EOSTRE, L’ALBA DELLA PRIMAVERA
di Laura Violet Rimola
Fra gli antichi popoli anglosassoni la primavera era onorata nelle sembianze della
soave fanciulla Eostre, Dea solare di origine germanica che si manifestava nel
sorgere del sole primaverile e donava alla terra germinazione, fioritura e gioiosa
rinascita.
Del suo aspetto originario, purtroppo, non è rimasta alcuna traccia, e tutto ciò che si
conosce di lei è il nome, sopravvissuto all’interno di un antico calendario
anglosassone che indicava il mese di aprile con le parole Eostur-monath, ovvero
“mese di Eostre”. Ciò nonostante, il grande studioso Jacob Grimm, durante le sue
ricerche mitologiche, scoprì che il ricordo della giovane Dea era rimasto
profondamente radicato nella tradizione orale tedesca, e intuì che originariamente
Eostre – così come la sua variante germanica Ostara – doveva essere “la divinità
dell’alba raggiante, della luce zampillante, uno spettacolo che infonde gioia e
benedizione (…)”. (1)
Il nome “Eostre” deriva infatti da aus o aes, termini che mutarono nel tedesco ost e
nell’inglese east e che significano semplicemente “est”. Per questo la divina fanciulla
incarna il luminoso sorgere del sole, la luce radiosa dell’alba, il brillare dei primi
raggi dorati che si levano a oriente e, zampillando come una sorgente luminosa,
avvolgono la terra nella gioia del loro tiepido abbraccio.

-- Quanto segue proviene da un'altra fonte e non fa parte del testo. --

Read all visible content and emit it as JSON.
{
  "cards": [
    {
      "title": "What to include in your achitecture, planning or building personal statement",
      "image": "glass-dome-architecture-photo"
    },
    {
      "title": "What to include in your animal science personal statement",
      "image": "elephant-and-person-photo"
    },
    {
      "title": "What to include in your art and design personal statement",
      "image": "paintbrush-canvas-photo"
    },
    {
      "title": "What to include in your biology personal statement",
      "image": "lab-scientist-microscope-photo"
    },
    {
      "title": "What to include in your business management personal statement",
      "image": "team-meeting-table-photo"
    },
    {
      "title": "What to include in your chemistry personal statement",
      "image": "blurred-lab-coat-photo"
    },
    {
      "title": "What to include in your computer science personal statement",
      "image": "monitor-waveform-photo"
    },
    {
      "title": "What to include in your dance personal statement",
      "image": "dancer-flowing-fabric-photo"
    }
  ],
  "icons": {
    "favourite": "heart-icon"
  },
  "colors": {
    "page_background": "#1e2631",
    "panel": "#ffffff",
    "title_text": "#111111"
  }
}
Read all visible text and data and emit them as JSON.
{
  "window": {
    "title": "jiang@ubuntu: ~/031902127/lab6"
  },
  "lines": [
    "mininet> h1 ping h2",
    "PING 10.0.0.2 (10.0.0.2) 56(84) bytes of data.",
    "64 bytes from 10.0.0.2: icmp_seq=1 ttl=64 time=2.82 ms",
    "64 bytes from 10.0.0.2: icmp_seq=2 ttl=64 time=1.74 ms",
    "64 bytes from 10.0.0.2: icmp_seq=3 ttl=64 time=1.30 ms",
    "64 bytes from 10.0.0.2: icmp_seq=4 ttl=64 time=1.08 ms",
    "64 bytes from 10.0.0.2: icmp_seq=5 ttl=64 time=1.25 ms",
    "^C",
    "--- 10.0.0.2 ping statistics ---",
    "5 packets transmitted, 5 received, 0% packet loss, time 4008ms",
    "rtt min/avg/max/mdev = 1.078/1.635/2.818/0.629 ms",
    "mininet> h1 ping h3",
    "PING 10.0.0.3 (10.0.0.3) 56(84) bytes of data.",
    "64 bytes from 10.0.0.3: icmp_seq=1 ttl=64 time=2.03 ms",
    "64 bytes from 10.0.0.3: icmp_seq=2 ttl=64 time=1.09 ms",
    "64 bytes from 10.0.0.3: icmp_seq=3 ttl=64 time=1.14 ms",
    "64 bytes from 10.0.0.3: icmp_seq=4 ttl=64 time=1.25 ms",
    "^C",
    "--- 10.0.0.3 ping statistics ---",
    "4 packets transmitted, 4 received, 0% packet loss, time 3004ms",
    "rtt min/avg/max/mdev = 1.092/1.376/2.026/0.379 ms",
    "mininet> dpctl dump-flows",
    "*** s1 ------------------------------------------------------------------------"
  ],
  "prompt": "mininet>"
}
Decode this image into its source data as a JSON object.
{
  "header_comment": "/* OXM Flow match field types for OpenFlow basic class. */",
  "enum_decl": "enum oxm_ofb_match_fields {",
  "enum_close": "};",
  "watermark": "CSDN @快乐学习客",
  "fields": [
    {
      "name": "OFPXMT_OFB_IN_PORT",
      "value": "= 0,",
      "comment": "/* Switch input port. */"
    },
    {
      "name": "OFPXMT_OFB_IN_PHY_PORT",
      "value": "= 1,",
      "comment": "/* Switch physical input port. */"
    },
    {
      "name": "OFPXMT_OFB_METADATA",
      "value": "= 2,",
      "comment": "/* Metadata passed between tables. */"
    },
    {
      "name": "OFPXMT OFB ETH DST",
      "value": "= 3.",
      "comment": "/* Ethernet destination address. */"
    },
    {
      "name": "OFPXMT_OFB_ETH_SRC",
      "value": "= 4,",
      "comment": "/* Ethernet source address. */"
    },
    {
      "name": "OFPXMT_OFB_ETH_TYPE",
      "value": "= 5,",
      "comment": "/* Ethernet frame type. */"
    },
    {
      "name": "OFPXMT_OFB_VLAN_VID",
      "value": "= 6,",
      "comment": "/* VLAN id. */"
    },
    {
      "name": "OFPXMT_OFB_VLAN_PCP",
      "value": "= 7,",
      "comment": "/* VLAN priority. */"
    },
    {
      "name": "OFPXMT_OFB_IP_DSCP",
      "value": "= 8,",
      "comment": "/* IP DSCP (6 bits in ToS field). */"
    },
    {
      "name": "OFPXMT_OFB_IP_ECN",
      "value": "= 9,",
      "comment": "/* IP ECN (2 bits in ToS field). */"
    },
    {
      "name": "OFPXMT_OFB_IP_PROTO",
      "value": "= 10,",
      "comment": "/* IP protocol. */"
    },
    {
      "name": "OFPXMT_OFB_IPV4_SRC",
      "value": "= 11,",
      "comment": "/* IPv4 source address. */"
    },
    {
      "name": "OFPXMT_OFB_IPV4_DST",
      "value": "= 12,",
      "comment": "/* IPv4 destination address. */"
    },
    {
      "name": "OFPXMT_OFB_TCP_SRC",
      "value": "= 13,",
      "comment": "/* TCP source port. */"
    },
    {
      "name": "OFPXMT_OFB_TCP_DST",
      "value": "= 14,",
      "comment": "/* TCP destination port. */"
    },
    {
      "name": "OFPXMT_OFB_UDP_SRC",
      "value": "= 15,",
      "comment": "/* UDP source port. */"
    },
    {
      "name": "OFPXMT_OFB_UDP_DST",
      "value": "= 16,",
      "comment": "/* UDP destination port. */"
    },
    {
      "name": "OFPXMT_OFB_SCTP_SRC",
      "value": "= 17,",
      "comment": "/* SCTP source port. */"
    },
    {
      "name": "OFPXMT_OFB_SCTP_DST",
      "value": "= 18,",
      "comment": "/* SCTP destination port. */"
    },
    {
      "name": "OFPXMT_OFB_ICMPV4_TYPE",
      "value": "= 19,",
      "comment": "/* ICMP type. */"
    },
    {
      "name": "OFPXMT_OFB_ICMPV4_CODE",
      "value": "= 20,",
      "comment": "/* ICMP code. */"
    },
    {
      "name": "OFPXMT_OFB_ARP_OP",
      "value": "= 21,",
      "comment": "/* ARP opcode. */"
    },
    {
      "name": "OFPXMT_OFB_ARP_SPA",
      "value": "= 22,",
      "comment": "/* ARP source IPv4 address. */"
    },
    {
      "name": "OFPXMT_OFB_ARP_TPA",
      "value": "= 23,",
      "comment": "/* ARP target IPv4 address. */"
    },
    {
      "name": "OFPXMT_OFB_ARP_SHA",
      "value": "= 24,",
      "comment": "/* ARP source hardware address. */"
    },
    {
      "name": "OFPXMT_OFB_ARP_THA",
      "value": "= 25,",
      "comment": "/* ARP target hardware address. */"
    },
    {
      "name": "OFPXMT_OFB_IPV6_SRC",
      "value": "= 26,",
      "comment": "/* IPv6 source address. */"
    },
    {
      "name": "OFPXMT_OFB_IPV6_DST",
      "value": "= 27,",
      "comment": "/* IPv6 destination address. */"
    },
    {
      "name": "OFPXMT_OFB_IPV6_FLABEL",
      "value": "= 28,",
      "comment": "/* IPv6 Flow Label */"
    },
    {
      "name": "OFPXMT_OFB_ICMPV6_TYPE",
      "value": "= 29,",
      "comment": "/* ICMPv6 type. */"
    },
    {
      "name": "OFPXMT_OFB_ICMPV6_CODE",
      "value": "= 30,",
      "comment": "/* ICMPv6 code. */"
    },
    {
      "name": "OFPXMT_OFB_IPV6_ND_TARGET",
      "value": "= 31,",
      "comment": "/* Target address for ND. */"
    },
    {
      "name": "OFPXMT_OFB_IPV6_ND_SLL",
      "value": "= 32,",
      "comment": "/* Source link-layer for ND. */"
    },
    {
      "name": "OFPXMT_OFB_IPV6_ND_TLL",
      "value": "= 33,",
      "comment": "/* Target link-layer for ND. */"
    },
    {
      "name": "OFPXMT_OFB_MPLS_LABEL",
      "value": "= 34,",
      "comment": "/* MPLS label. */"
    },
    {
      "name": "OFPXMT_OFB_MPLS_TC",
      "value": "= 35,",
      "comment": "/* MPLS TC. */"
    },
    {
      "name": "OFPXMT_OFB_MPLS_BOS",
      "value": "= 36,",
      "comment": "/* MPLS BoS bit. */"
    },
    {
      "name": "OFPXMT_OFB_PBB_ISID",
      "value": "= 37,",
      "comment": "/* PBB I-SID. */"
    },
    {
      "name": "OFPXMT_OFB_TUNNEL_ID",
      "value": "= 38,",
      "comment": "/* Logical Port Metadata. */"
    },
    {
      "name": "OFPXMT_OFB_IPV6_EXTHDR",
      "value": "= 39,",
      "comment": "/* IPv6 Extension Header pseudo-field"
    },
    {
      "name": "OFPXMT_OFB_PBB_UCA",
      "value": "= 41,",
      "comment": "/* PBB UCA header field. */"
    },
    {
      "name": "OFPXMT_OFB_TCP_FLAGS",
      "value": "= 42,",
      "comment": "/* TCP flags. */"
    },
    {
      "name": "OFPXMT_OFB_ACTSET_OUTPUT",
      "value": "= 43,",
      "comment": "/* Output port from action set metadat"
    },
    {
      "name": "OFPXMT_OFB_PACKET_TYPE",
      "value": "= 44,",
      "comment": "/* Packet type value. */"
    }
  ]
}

Come fresca e verginea divinità delle luci mattutine, Eostre venne associata per
estensione all’alba dell’anno, ovvero alla primavera, e a tutto ciò che sorge, che
nasce, che germoglia o si schiude.
Lei è la Dea della fertilità della terra e del grembo materno, della vita rinnovata e
dell’eterna giovinezza. La sua lieta presenza si manifesta nei vivaci giochi dei
cuccioli e dei bambini, nelle gemme lucide e carnose, nella delicatezza di un fiore
che
sboccia.
Sebbene non esistano, o non si conoscano, miti di origine antica che raccontino la
sua storia, nel tempo sono nate alcune dolcissime fiabe, nelle quali emerge il suo
spirito amorevole, delicato e al contempo giocoso.
Uno di questi racconti narra che un leprotto era così teneramente innamorato di
Eostre, e desiderava così tanto di piacerle, che saltellando per i prati e i sentieri fioriti
lasciava dietro di sé delle uova dipinte con tutti i colori dell’arcobaleno. Quando
infine si presentò davanti a lei, e timidamente le offrì il suo regalo, la divina fanciulla
ne fu così entusiasta e commossa che volle condividere la sua gioia con tutto il
mondo. Così affidò al timido leprotto l’importante compito di donare le uova
colorate a chiunque incontrasse, spargendo con esse luce, colori e felicità.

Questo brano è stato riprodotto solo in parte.